Citigroup’s scenario of gold reaching $1,600
Citigroup (C) analysts are quite bullish on gold’s prospects after its recent run. Even prior to gold’s rally, Citigroup said on June 10 that its base case was that President Donald Trump would apply a 25% tariff on the remaining Chinese goods and increase tensions with Europe and Japan.
If the Fed doesn’t cut interest rates in this scenario, then the markets could enter a full-scale bear market, with the S&P 500 (SPY) down 20% from its April peak. Citi outlined that in this scenario, gold prices (GLD) could surge to $1,600 per ounce.

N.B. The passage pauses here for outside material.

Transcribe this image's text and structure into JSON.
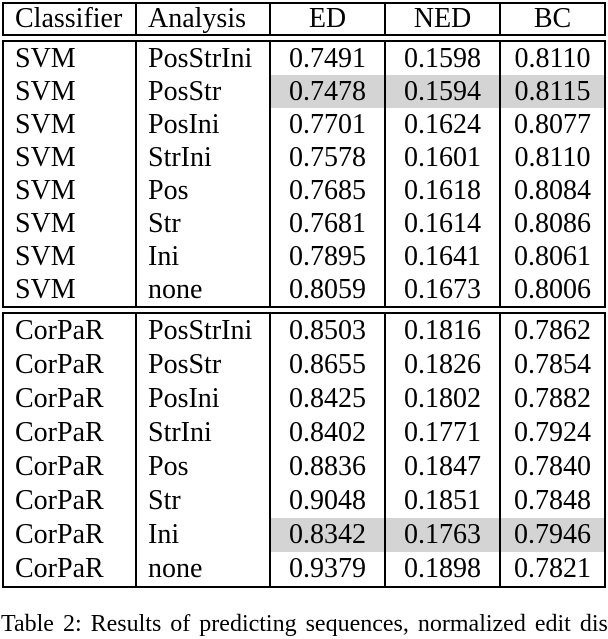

Citigroup sees gold reaching $1,500
In June’s policy meeting, however, the Fed signaled that it was game for a rate cut if needed, and the market has since been pricing in a 100% probability of a rate cut in July. In the second scenario Citi outlined, if a trade deal isn’t forthcoming and the Fed cuts rates, gold prices could still rise to $1,500 per ounce. If, however, a deal is struck between the US and China, Citi expects yields (TLT) to rise and gold prices to slip along with the US dollar (UUP).
Citi is bullish on gold
In a more recent commentary, Citi said that gold could reach between $1,500 and $1,600 per ounce in the next 12 months, $1,500 per ounce by the end of 2019, and $1,450 per ounce in the next three months.
Gold miners’ prices have changed even more than gold’s. However, this is not surprising given that miners are usually leveraged bets on gold, amplifying its performance. For example, The VanEck Vectors Gold Miners ETF (GDX) has gained 25.9% in the last month, while the SPDR Gold Shares ETF (GLD) has gained 11.6%. Investors in even more leveraged funds such as the Direxion Daily Gold Miners Index Bull 3X Shares ETF (NUGT) and the Direxion Daily Junior Gold Miners Index Bull 3X Shares ETF (JNUG) have made a killing. This month, the ETFs have returned a whopping 91.7% and 87.1%, respectively.